Oregon’s presidential primary is tomorrow, but the bigger story is how many new voters there are in the state.
More than 100,000 new voters have registered so far in 2016, over half through the state’s new automatic voter registration system. The 51,558 voters signed up through automatic registration is an average of 12,889 new voters per month, three times higher than the average of 4,163 monthly registrants in 2012.
“It looks like it’s going to be a big success,” says Nikki Fisher, executive director of The Bus Project, which helped conceive of the program. The number of voters registered has been higher than initial projections and half of new registrants are under 35. “All indications are that new people are being brought into the system,” Fisher says.

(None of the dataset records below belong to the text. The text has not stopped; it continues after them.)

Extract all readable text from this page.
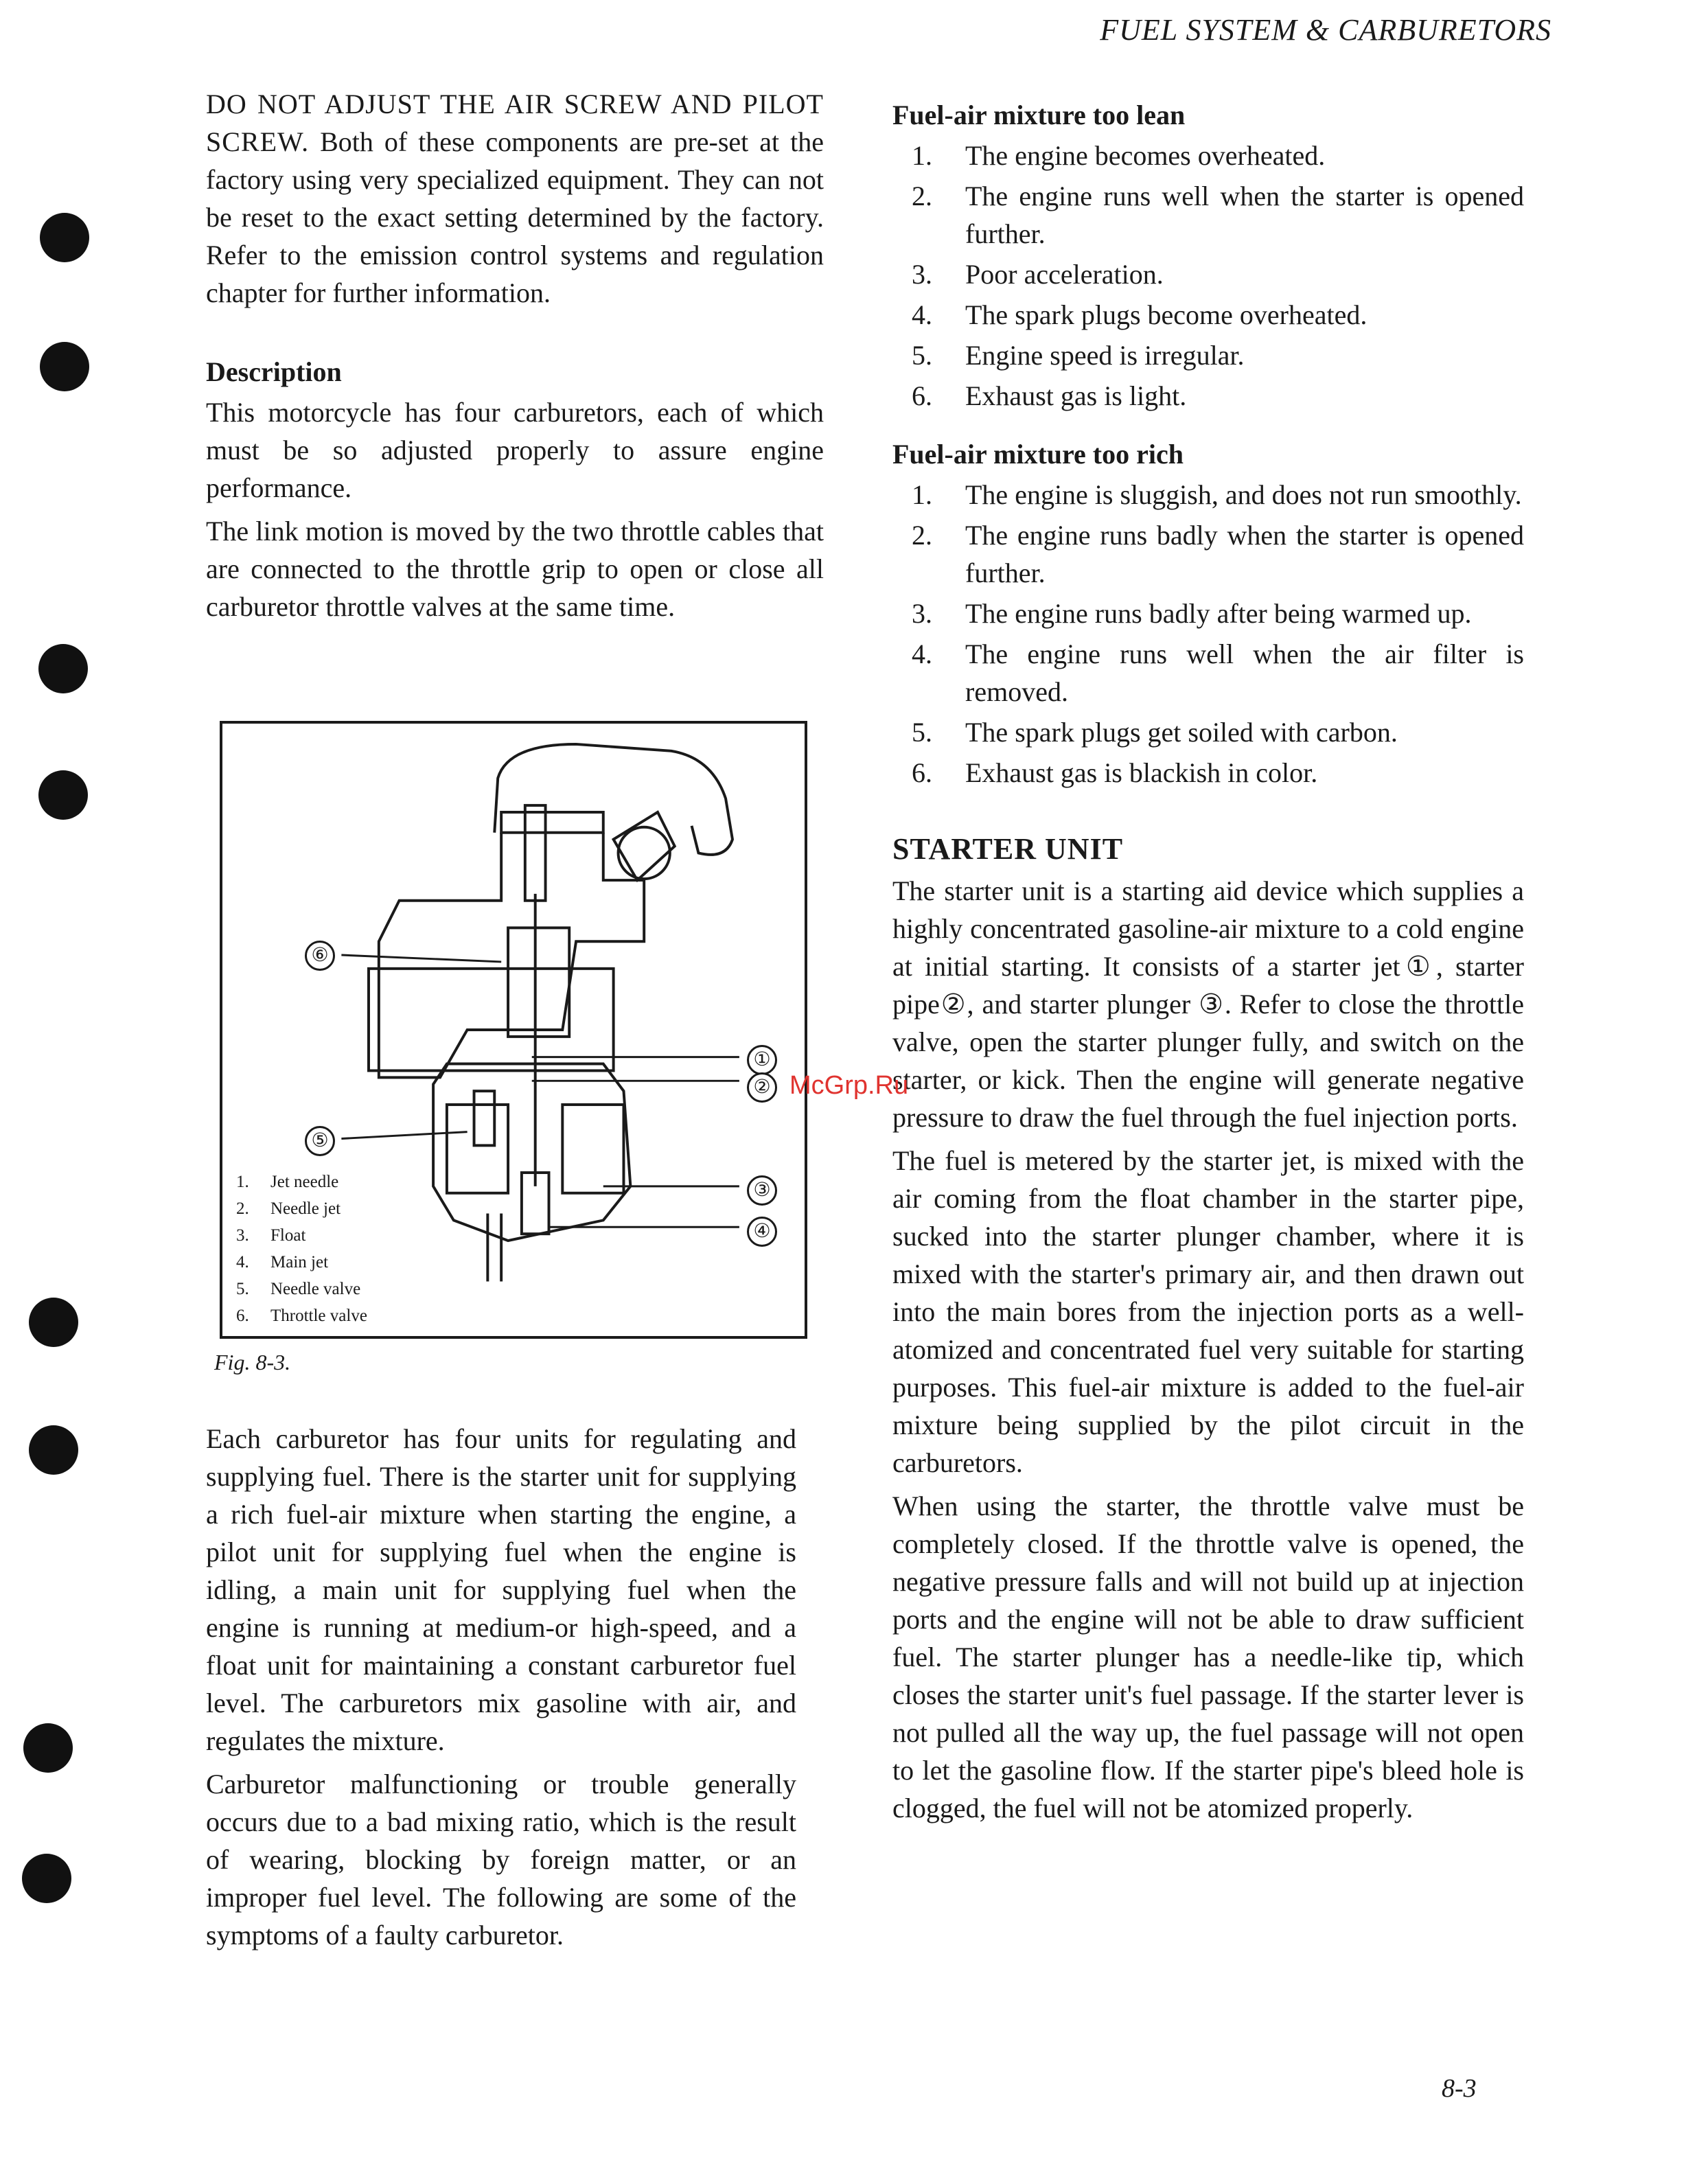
FUEL SYSTEM & CARBURETORS

DO NOT ADJUST THE AIR SCREW AND PILOT SCREW. Both of these components are pre-set at the factory using very specialized equipment. They can not be reset to the exact setting determined by the factory. Refer to the emission control systems and regulation chapter for further information.

Description

This motorcycle has four carburetors, each of which must be so adjusted properly to assure engine performance.

The link motion is moved by the two throttle cables that are connected to the throttle grip to open or close all carburetor throttle valves at the same time.

①
②
③
④
⑤
⑥
1.	Jet needle
2.	Needle jet
3.	Float
4.	Main jet
5.	Needle valve
6.	Throttle valve
Fig. 8-3.

Each carburetor has four units for regulating and supplying fuel. There is the starter unit for supplying a rich fuel-air mixture when starting the engine, a pilot unit for supplying fuel when the engine is idling, a main unit for supplying fuel when the engine is running at medium-or high-speed, and a float unit for maintaining a constant carburetor fuel level. The carburetors mix gasoline with air, and regulates the mixture.

Carburetor malfunctioning or trouble generally occurs due to a bad mixing ratio, which is the result of wearing, blocking by foreign matter, or an improper fuel level. The following are some of the symptoms of a faulty carburetor.

Fuel-air mixture too lean
1.	The engine becomes overheated.
2.	The engine runs well when the starter is opened further.
3.	Poor acceleration.
4.	The spark plugs become overheated.
5.	Engine speed is irregular.
6.	Exhaust gas is light.
Fuel-air mixture too rich
1.	The engine is sluggish, and does not run smoothly.
2.	The engine runs badly when the starter is opened further.
3.	The engine runs badly after being warmed up.
4.	The engine runs well when the air filter is removed.
5.	The spark plugs get soiled with carbon.
6.	Exhaust gas is blackish in color.
STARTER UNIT

The starter unit is a starting aid device which supplies a highly concentrated gasoline-air mixture to a cold engine at initial starting. It consists of a starter jet①, starter pipe②, and starter plunger ③. Refer to close the throttle valve, open the starter plunger fully, and switch on the starter, or kick. Then the engine will generate negative pressure to draw the fuel through the fuel injection ports.

The fuel is metered by the starter jet, is mixed with the air coming from the float chamber in the starter pipe, sucked into the starter plunger chamber, where it is mixed with the starter's primary air, and then drawn out into the main bores from the injection ports as a well-atomized and concentrated fuel very suitable for starting purposes. This fuel-air mixture is added to the fuel-air mixture being supplied by the pilot circuit in the carburetors.

When using the starter, the throttle valve must be completely closed. If the throttle valve is opened, the negative pressure falls and will not build up at injection ports and the engine will not be able to draw sufficient fuel. The starter plunger has a needle-like tip, which closes the starter unit's fuel passage. If the starter lever is not pulled all the way up, the fuel passage will not open to let the gasoline flow. If the starter pipe's bleed hole is clogged, the fuel will not be atomized properly.

McGrp.Ru
8-3
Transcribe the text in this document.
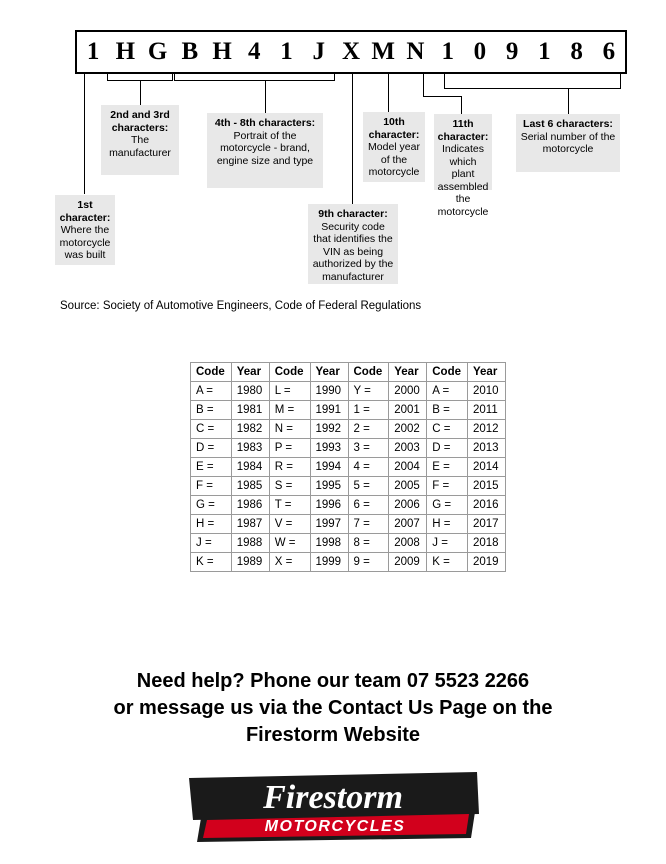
1 H G B H 4 1 J X M N 1 0 9 1 8 6
1st character:
Where the motorcycle was built
2nd and 3rd characters:
The manufacturer
4th - 8th characters:
Portrait of the motorcycle - brand, engine size and type
9th character:
Security code that identifies the VIN as being authorized by the manufacturer
10th character:
Model year of the motorcycle
11th character:
Indicates which plant assembled the motorcycle
Last 6 characters:
Serial number of the motorcycle
Source: Society of Automotive Engineers, Code of Federal Regulations
Code	Year	Code	Year	Code	Year	Code	Year
A =	1980	L =	1990	Y =	2000	A =	2010
B =	1981	M =	1991	1 =	2001	B =	2011
C =	1982	N =	1992	2 =	2002	C =	2012
D =	1983	P =	1993	3 =	2003	D =	2013
E =	1984	R =	1994	4 =	2004	E =	2014
F =	1985	S =	1995	5 =	2005	F =	2015
G =	1986	T =	1996	6 =	2006	G =	2016
H =	1987	V =	1997	7 =	2007	H =	2017
J =	1988	W =	1998	8 =	2008	J =	2018
K =	1989	X =	1999	9 =	2009	K =	2019
Need help? Phone our team 07 5523 2266
or message us via the Contact Us Page on the
Firestorm Website
Firestorm
MOTORCYCLES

This year Oregon became the first state to automatically register eligible citizens who request or renew a driver’s license through the DMV. They are sent a card informing them of their registration status and have 21 days to opt out from the voting rolls. The burden of registration shifts from the individual to the state. Only 6 percent of registrants have chosen to opt out, “a ratio of nearly 15 eligible citizens added to the voting rolls for every 1 person who declined,” reports Liz Kennedy of the Center for American Progress. (However, three-quarters of registrants declined to identify with a political party and unfortunately won’t be able to vote in tomorrow’s closed primaries.)
Oregon’s registration system should be a model for the rest of the country. Three other states—California, Vermont, and West Virginia—have passed automatic registration laws this year and 28 states are considering the reform, according to the Brennan Center for Justice.